The Friends of the Pleistocene (FOP) was conceived in 1934 as the outgrowth of an informal field trip organized by Richard Foster Flint (later of Yale University) and several of his colleagues to examine field evidence of late Pleistocene glacial lakes in Connecticut and New Hampshire. The actual birth of the FOP was somewhat evolutionary, with Flint, the acknowledged “father of the Friends” taking the leadership role in putting together annual field trips in the mid and late 1930’s. During this time the number of Friends grew and by 1939 the Friends of the Pleistocene was firmly established.
Flint, reputed to distain administrative bureaucracy, was proud of the fact that the FOP had no by-laws, no officers, and no formal membership. Instead, those attending the annual FOP field trip constituted the membership.
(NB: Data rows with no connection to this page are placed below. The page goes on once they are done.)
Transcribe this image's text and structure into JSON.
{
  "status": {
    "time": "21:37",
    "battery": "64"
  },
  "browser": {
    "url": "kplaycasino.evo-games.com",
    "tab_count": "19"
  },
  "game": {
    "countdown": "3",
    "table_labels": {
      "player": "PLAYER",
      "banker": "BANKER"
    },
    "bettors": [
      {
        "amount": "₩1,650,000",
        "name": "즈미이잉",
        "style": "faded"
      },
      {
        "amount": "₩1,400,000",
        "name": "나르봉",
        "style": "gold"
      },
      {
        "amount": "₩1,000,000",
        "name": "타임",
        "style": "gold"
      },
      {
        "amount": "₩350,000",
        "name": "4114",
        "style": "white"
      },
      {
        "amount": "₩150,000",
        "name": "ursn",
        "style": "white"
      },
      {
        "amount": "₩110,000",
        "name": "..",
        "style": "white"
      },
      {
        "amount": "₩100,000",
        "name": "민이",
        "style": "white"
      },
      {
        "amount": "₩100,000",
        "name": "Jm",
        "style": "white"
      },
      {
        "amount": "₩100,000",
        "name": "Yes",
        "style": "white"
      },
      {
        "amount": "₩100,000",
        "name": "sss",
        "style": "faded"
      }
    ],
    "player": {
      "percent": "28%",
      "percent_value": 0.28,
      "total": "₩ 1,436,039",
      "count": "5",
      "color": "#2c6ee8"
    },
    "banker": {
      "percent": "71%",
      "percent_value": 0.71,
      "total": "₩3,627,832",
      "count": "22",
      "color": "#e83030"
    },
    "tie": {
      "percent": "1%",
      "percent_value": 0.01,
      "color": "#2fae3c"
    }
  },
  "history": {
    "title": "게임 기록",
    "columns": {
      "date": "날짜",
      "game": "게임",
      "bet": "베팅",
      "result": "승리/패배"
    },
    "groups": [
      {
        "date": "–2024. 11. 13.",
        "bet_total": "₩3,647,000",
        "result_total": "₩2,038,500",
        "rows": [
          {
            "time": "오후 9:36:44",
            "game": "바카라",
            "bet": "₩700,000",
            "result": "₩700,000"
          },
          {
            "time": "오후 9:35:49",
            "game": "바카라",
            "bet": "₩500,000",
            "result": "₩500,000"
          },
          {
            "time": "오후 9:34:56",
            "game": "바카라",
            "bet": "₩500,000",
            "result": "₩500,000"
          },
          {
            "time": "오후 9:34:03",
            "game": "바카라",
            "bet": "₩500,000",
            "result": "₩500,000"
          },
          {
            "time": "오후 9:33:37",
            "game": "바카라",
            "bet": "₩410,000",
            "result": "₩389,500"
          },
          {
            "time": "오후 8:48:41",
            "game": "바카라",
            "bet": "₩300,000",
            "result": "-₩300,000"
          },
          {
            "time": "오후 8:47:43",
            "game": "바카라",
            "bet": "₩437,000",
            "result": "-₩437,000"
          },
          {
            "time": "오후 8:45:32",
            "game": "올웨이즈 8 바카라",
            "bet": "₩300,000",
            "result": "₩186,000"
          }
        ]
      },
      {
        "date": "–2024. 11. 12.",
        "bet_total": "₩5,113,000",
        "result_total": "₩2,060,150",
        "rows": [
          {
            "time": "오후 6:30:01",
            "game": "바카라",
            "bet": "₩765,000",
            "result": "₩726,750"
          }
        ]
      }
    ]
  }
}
Selection of the leader(s) for the next year’s trip and any other business of the non-organization was conducted on the last evening of the annual field trip, usually around a campfire, with the trip leader presiding. The leader, in addition to planning and leading the trip, was responsible for production of a field trip guidebook. This non-organization structure of the FOP has endured to the present.
After a hiatus during WW II, the FOP continued to grow and expand geographically. In 1950 a Midwest group was formed, and in 1952 a Rocky Mountain cell, followed by South Central, Southeastern, and Pacific cells in the 1960’s and a Pacific Northwest cell in 1995. The FOP has even gone international with the formation of a New Zealand Friends in 2003. An Alaska cell of the FOP was spawned as the outgrowth of an Alaska Quaternary Center (UAF) field trip during the Labor Day weekend in 2004. The first Alaska Cell FOP trip took place in 2005.
The informal structure of the FOP, and it’s open invitation to anyone interested in Quaternary science has fostered wide ranging dialogue “on the outcrop” of many facets of Quaternary research. Often the trips revolve around work in progress. Passionate debate and open inquire have become hallmarks of the field trips. Leading a FOP trip can be a challenging undertaking, with bright young students and “old pros” of Quaternary sciences critically examining the scientific issues in the field. The debate that characterizes many FOP trips has led to significant advancements in the science. But, in spite of the passion of participants with opposing views, in the end, all involved leave the field as Friends.